I – 3 1ères § : impressions au soleil couchant
II – 2 § suivantes : le mouvement ascensionnel de la méditation cosmique
III – 2 dernières § : sorte d’envoi à soi-même : poème est bien retour sur soi à partir d’une vision cosmique ; vers union céleste ?

I : « impressions au soleil couchant » (lecture qui semble s’imposer …)


Cf. le tableau Impression, Soleil levant de Monet.
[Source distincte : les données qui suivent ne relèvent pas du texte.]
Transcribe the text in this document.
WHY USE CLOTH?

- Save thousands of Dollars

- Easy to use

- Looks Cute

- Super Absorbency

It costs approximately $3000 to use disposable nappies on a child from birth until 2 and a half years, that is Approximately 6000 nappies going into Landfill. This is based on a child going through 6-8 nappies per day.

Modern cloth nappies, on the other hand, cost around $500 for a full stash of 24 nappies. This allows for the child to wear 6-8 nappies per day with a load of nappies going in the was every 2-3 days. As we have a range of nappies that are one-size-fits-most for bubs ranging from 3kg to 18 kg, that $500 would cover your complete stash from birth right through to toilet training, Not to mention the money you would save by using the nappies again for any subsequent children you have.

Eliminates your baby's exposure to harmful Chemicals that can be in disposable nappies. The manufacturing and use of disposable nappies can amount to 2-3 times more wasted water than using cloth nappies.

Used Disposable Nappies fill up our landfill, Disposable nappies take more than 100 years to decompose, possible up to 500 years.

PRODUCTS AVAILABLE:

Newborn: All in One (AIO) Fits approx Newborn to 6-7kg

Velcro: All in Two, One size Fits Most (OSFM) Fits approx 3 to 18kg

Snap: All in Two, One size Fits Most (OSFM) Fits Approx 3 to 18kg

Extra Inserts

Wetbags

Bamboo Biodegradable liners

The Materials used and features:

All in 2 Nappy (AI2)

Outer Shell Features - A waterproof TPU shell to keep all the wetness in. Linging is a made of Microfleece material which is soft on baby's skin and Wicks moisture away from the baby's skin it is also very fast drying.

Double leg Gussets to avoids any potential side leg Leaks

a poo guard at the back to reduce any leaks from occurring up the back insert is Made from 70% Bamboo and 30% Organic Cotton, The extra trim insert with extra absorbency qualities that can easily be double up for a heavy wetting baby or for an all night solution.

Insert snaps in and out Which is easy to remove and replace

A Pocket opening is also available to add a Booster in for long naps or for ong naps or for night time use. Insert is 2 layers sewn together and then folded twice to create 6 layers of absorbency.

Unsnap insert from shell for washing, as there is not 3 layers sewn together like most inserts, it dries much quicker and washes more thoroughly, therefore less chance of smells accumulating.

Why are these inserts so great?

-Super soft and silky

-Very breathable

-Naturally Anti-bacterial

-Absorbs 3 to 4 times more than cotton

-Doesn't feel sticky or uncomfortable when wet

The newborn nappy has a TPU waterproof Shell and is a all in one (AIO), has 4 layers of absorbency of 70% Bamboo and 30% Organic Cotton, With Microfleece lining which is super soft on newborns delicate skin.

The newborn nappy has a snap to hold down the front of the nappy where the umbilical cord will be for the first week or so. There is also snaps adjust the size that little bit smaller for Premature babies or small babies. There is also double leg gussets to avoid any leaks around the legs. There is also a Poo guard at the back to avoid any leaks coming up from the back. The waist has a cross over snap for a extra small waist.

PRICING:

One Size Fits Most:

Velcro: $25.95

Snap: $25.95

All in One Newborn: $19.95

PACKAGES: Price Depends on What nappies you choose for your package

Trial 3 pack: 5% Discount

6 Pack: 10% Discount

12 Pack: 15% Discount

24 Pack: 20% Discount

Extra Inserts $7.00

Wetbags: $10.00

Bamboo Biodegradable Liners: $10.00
Valeur picturale de ce poème liminaire et notamment des § 1-3. Presque une ekphrasis d’un tableau virtuellement représenté.

§ 1 :

- « Grand âge, nous voici » : refrain de toute la Chronique. Polysémie de « grand » : vieillesse, noblesse, élévation, dignité, largesse. « Grand âge » : référence à un « âge d’or » ? Désir de donner à son propre âge une tonalité cosmique : cf. âges géologiques, historiques, etc.
- Adresse directe : prosopopée : toujours ce dialogue entre le poète et le cosmos, le temps lui-même. Le poète est celui qui sait communiquer avec le monde, avec le Temps (Chronos  chronique). Le poète se met en avant avec un « pluriel de majesté », ou bien un pluriel d’inclusion universelle (poète représentant de tous les hommes). Il veut se poser comme un être agissant et non subissant le réel : « nous voici » : affronter le temps.
- « grand » est un adjectif cher à SJP. Idée de grandeur imprègne toute sa poésie, et est omniprésente dans Chronique. Adjectif programmatique : il s’agit d’être grand à l’occasion de ce « grand âge ». cf. § 2 « grand erg, très grand orbe », § 6 « grande rose », « grand arbre »
Grandeur de l’âge-du temps / grandeur de l’espace : « hauteurs » ; « souffle du large » : peut-être jeu entre substantif et adjectif homonymes ; « plus vastes cirques ».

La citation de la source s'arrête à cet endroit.